[This is not a fieldwork post; it’s a real time one]
I’ve just succeeded in getting the Yan-nhaŋu dictionary from Toolbox into TshwaneLex. Why did I spend about 10 hours on this, you ask? For two reasons. One is because it is clear that the Toolbox version needed huge amounts of work on it still in order to be publishable. Another is because there are structural issues in the dictionary entries that can’t really be solved by Toolbox. For example, say you want a headword (a verb) with its senses, example, and then the paradigm information at the bottom. There’s no way to associate the paradigm information with the entry as a whole and not an invididual sense. I also wanted something that would rigorously enforce formatting and information order (and ideally one where that could be changed easily, since there will be several versions of this dictionary). I’m still interlinearising so I’ll be exporting the headword and one-word translations back out periodically.
Getting the data into TshwaneLex wasn’t completely straightforward, so here’s what I did:
- Cleaned up the Toolbox file.
- Removed all line breaks within fields (necessary for CSV importing)
- Removed empty fields
- Exported the file about 15 times, each time with the \lx field and another field. This was necessary because the fields were out of order.
- For fields where the information is associated with a subpart of the entry (e.g. semantic fields, definitions), the headword, the sense/gloss or related field were exported together with the new field. Examples:
- \sd was exported with the db sorted by \ge, and \ge was moved to the top.
- \rf, \xn and \xe were exported sorted by \xv.
- These were then cleaned up in Word:
- backslash codes were removed
- items with missing information removed
- The fields were separated by $ (not , since that appears in fields like \ee)
- The whole thing was then very carefully imported into TshwaneLex, in a specific order.
- word list (just the \lx fields)
- Items that are daughters of the \lx field (e.g. \ps, grammar tags,some cross-references, sources, etymology)

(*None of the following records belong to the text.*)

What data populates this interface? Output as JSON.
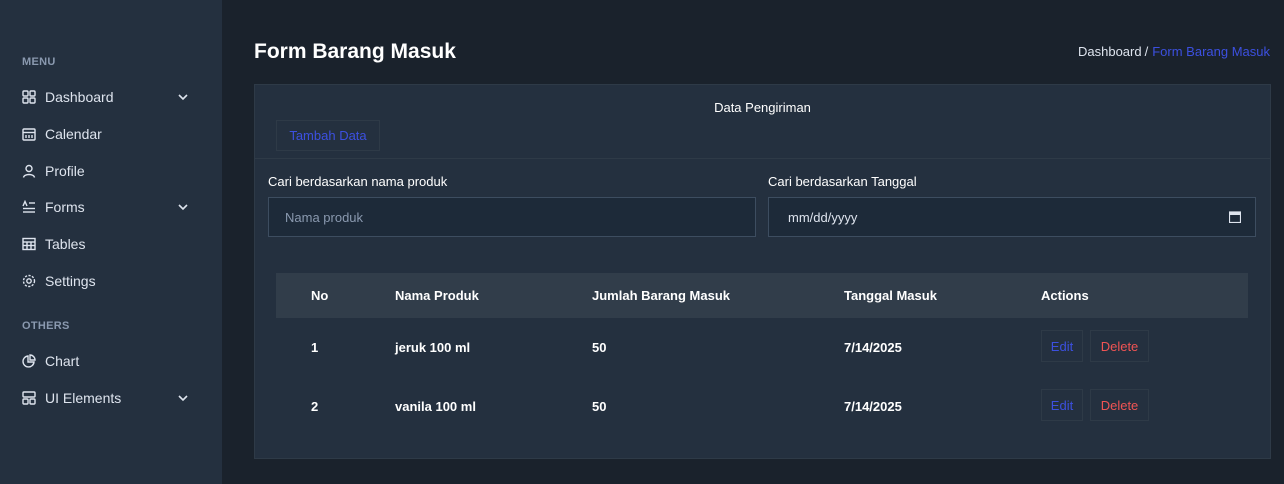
{
  "sidebar": {
    "menu_heading": "MENU",
    "others_heading": "OTHERS",
    "items": [
      {
        "label": "Dashboard",
        "icon": "dashboard-grid-icon"
      },
      {
        "label": "Calendar",
        "icon": "calendar-icon"
      },
      {
        "label": "Profile",
        "icon": "user-icon"
      },
      {
        "label": "Forms",
        "icon": "forms-icon"
      },
      {
        "label": "Tables",
        "icon": "table-icon"
      },
      {
        "label": "Settings",
        "icon": "gear-icon"
      },
      {
        "label": "Chart",
        "icon": "pie-chart-icon"
      },
      {
        "label": "UI Elements",
        "icon": "ui-elements-icon"
      }
    ]
  },
  "header": {
    "title": "Form Barang Masuk",
    "breadcrumb": {
      "home": "Dashboard",
      "separator": "/",
      "current": "Form Barang Masuk"
    }
  },
  "card": {
    "title": "Data Pengiriman",
    "add_button": "Tambah Data",
    "search_name": {
      "label": "Cari berdasarkan nama produk",
      "placeholder": "Nama produk"
    },
    "search_date": {
      "label": "Cari berdasarkan Tanggal",
      "value": "mm/dd/yyyy"
    }
  },
  "table": {
    "headers": [
      "No",
      "Nama Produk",
      "Jumlah Barang Masuk",
      "Tanggal Masuk",
      "Actions"
    ],
    "rows": [
      {
        "no": "1",
        "nama": "jeruk 100 ml",
        "jumlah": "50",
        "tanggal": "7/14/2025"
      },
      {
        "no": "2",
        "nama": "vanila 100 ml",
        "jumlah": "50",
        "tanggal": "7/14/2025"
      }
    ],
    "edit_label": "Edit",
    "delete_label": "Delete"
  },
  "colors": {
    "accent": "#3c50e0",
    "danger": "#f05454",
    "sidebar_bg": "#24303f",
    "page_bg": "#1a222c"
  }
}
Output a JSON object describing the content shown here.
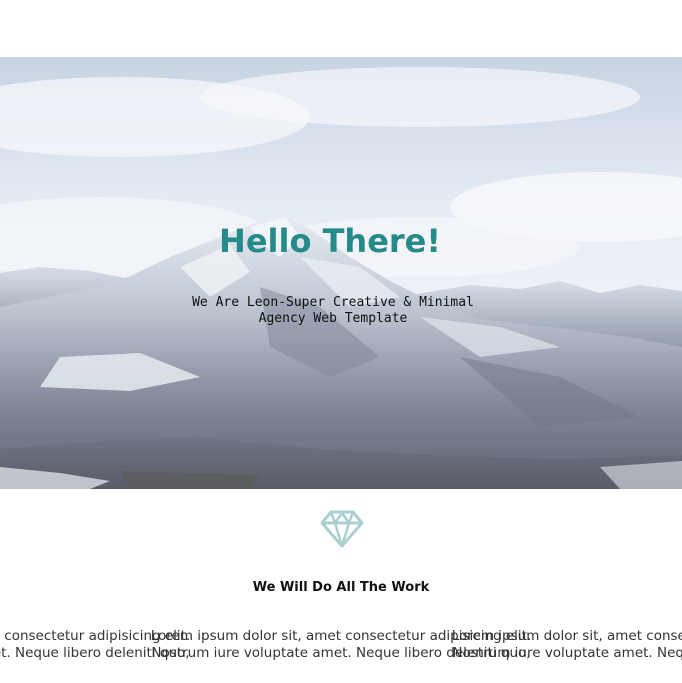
{
  "hero": {
    "title": "Hello There!",
    "subtitle_line1": "We Are Leon-Super Creative & Minimal",
    "subtitle_line2": "Agency Web Template",
    "background": "snowy-mountain-photo"
  },
  "feature": {
    "icon": "diamond-icon",
    "title": "We Will Do All The Work",
    "columns": [
      {
        "line1": "Lorem ipsum dolor sit, amet consectetur adipisicing elit.",
        "line2": "Nostrum iure voluptate amet. Neque libero deleniti quo,"
      },
      {
        "line1": "Lorem ipsum dolor sit, amet consectetur adipisicing elit.",
        "line2": "Nostrum iure voluptate amet. Neque libero deleniti quo,"
      },
      {
        "line1": "Lorem ipsum dolor sit, amet consectetur adipisicing elit.",
        "line2": "Nostrum iure voluptate amet. Neque libero deleniti quo,"
      }
    ]
  },
  "colors": {
    "accent": "#268a89",
    "icon": "#a9cfd0",
    "text": "#111111"
  }
}
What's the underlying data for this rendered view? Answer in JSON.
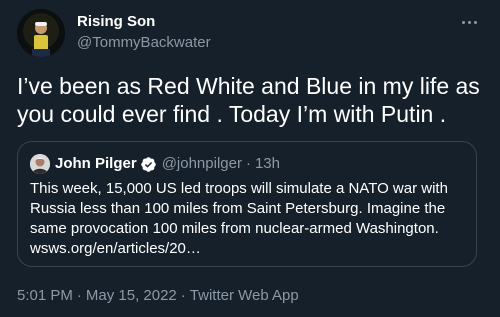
{
  "author": {
    "name": "Rising Son",
    "handle": "@TommyBackwater"
  },
  "tweet": {
    "text": "I’ve been as Red White and Blue in my life as you could ever find . Today I’m with Putin ."
  },
  "quoted": {
    "name": "John Pilger",
    "handle": "@johnpilger",
    "separator": "·",
    "time": "13h",
    "text": "This week, 15,000 US led troops will simulate a NATO war with Russia less than 100 miles from Saint Petersburg. Imagine the same provocation 100 miles from nuclear-armed Washington. wsws.org/en/articles/20…"
  },
  "meta": {
    "time": "5:01 PM",
    "dot1": "·",
    "date": "May 15, 2022",
    "dot2": "·",
    "source": "Twitter Web App"
  },
  "icons": {
    "more": "more-dots-icon",
    "verified": "verified-badge-icon"
  },
  "colors": {
    "background": "#15202b",
    "secondary_text": "#8b98a5",
    "verified_blue": "#1d9bf0",
    "border": "#38444d"
  }
}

- de and other sense information that relies on identity with\ge
- cultural information (\ee and other things relying on \ee)
- I also had to change the DTD and do a bit of manual editing.
What’s not there now?
- Have to reproof the cross-referencing (but I had to do that anyway)
- The sources are associated with the entry, not the senses (but that was incorrect in the Toolbox entry too, and would have needed to be changed by hand there too)
- Have to add back the second examples (but there weren’t more than a few fields with two examples at this stage, and they are findable through the ‘corpus’ function, and I have a huge number of examples to add anyway)
- I didn’t add the random morphology in, but most of that was just cluttering up the entries.
Note: Toolbox xml doesn’t work for importing. There’s some bug in the way it’s exported (or in the way that TshwaneLex interprets it) so that TshwaneLex can never resolve which item is the lemma and which is a subentry of the lemma (e.g. lx field contents vs ps contents). About 4 of the 10 hours spent in importing involved investigating this.